We'll train a user-based KNN model using cosine similarity on the leave-one-out training set.

In [None]:
# Get the leave-one-out training set
trainSet = evalData.GetLOOCVTrainSet()

# Configure and train the model
sim_options = {
    'name': 'cosine',
    'user_based': True
}

model = KNNBasic(sim_options=sim_options)
model.fit(trainSet)
simsMatrix = model.compute_similarities()

## Generate Recommendations

For each user, we'll:
1. Find their k most similar users
2. Get items rated by similar users
3. Generate recommendations based on weighted ratings

In [None]:
# Get the leave-one-out test set
leftOutTestSet = evalData.GetLOOCVTestSet()
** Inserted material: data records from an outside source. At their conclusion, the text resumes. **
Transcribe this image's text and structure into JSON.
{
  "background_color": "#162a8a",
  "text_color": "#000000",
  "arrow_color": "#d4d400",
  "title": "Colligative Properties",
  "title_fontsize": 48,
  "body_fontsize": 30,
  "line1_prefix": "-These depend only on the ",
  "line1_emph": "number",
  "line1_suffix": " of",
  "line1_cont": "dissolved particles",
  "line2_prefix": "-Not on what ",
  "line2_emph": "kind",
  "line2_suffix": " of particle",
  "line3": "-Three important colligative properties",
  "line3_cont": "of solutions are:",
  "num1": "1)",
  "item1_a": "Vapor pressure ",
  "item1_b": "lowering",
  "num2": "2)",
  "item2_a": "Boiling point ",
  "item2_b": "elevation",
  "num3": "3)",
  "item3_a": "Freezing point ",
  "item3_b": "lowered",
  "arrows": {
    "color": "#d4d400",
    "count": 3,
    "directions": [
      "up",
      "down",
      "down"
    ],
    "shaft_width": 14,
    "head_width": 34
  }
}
# Generate recommendations for each user
topN = defaultdict(list)
k = 10

for uiid in range(trainSet.n_users):
    # Get top N similar users
    similarityRow = simsMatrix[uiid]
    
    similarUsers = []
    for innerID, score in enumerate(similarityRow):
        if (innerID != uiid):
            similarUsers.append((innerID, score))
    
    kNeighbors = heapq.nlargest(k, similarUsers, key=lambda t: t[1])
    
    # Get items rated by similar users
    candidates = defaultdict(float)
    for similarUser in kNeighbors:
        innerID = similarUser[0]
        userSimilarityScore = similarUser[1]
        theirRatings = trainSet.ur[innerID]
        for rating in theirRatings:
            candidates[rating[0]] += (rating[1] / 5.0) * userSimilarityScore
    
    # Track items the user has already seen
    watched = {}
    for itemID, rating in trainSet.ur[uiid]:
        watched[itemID] = 1
    
    # Get top recommendations
    pos = 0
    for itemID, ratingSum in sorted(candidates.items(), key=itemgetter(1), reverse=True):
        if not itemID in watched:
            movieID = trainSet.to_raw_iid(itemID)
            topN[int(trainSet.to_raw_uid(uiid))].append((int(movieID), 0.0))
            pos += 1
            if (pos > 40):
                break

## Evaluate Performance

Let's measure the hit rate of our recommendations against the test set.

In [None]:
# Calculate and print the hit rate
print("Hit Rate:", RecommenderMetrics.HitRate(topN, leftOutTestSet))